My address is 981 Klipspruit, P O Pimville, 1808.
LET’S NOT FIGHT
Since I started to read your magazine, I have learnt a lot. For example I have learnt about Mr Edwin Mofutsanyana, Fanie Kuduka, Gencorand how they treated our fellow black brothers. I was once a member of a union. The chairman did not tell me enough. I have learnt what I was looking for in Learn and Teach.

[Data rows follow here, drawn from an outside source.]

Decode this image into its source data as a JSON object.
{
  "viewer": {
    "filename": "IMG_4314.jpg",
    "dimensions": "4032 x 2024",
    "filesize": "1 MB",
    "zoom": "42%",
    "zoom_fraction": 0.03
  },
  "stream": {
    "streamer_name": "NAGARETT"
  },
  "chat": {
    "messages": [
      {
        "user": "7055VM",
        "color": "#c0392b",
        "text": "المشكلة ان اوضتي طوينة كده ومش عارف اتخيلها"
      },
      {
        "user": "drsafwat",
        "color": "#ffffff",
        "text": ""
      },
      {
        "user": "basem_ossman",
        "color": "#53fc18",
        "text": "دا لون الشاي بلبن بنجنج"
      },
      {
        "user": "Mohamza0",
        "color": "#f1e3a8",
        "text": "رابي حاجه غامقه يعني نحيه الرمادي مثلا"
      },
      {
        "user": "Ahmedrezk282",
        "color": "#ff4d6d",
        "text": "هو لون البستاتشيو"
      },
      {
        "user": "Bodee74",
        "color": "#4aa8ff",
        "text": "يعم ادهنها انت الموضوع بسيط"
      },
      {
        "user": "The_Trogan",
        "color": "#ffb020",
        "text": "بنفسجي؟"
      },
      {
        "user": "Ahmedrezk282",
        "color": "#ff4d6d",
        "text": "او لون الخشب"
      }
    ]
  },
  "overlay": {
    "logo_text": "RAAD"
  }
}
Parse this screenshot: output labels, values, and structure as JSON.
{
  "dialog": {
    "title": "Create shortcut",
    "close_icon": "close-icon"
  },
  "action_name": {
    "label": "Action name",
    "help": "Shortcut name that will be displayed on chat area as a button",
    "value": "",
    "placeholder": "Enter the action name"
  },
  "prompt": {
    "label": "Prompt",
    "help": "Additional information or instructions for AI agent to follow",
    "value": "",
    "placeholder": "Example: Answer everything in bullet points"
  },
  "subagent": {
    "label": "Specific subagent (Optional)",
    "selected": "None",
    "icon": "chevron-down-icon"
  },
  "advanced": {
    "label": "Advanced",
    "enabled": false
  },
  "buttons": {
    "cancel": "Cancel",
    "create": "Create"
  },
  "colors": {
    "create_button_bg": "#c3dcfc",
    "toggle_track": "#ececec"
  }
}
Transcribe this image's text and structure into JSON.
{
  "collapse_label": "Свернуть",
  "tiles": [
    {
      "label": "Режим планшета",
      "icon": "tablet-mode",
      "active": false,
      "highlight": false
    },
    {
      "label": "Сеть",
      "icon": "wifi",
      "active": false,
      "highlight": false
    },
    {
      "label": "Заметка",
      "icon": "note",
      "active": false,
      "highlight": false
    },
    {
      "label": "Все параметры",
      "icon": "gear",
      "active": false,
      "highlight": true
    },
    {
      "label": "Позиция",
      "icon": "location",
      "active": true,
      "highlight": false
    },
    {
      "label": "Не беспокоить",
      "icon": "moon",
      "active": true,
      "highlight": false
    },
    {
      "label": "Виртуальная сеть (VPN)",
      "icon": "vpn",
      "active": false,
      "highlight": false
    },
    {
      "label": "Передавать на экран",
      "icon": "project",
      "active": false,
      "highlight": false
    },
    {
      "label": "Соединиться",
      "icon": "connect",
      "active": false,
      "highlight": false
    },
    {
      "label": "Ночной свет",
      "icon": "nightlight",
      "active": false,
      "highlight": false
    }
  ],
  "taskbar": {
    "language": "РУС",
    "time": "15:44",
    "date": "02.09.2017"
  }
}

Please find out for me and other readers how civic associations began. We need to know more than they write in the newspaper.
Lastly you told us about the UDF, Cosas and other organisations. Please tell us about Azapo and their members. Find out how the fighting between the UDF and Azapo can be stopped.
Three years ago there were three young men. They finished school. They wanted to visit God. When they went there, they said, “God, we have a problem. We want you to help us.” The first one said, “Who will be the next South African Prime Minister? will it be an Indian?” God said, “Not in your life.” The next one said, “Will it be a ‘Coloured’? God said, “Not in your life.” The last one said, “Will it be a black man?” God said, “Not in my life.”
A RECIPE FOR HAPPINESS
4 cups of love
2 cups of loyalty
3 cups of forgiveness
1 cup of friendship
5 spoons of hope
2 spoons of tenderness
4 quarts of faith
1 barrel of laughter
Take love and loyalty and mix it well with faith. Blend it with tenderness, kindness and forgiveness. Add friendship and hope. Sprinkle with laughter. Bake it with sunshine. Dish it up every day.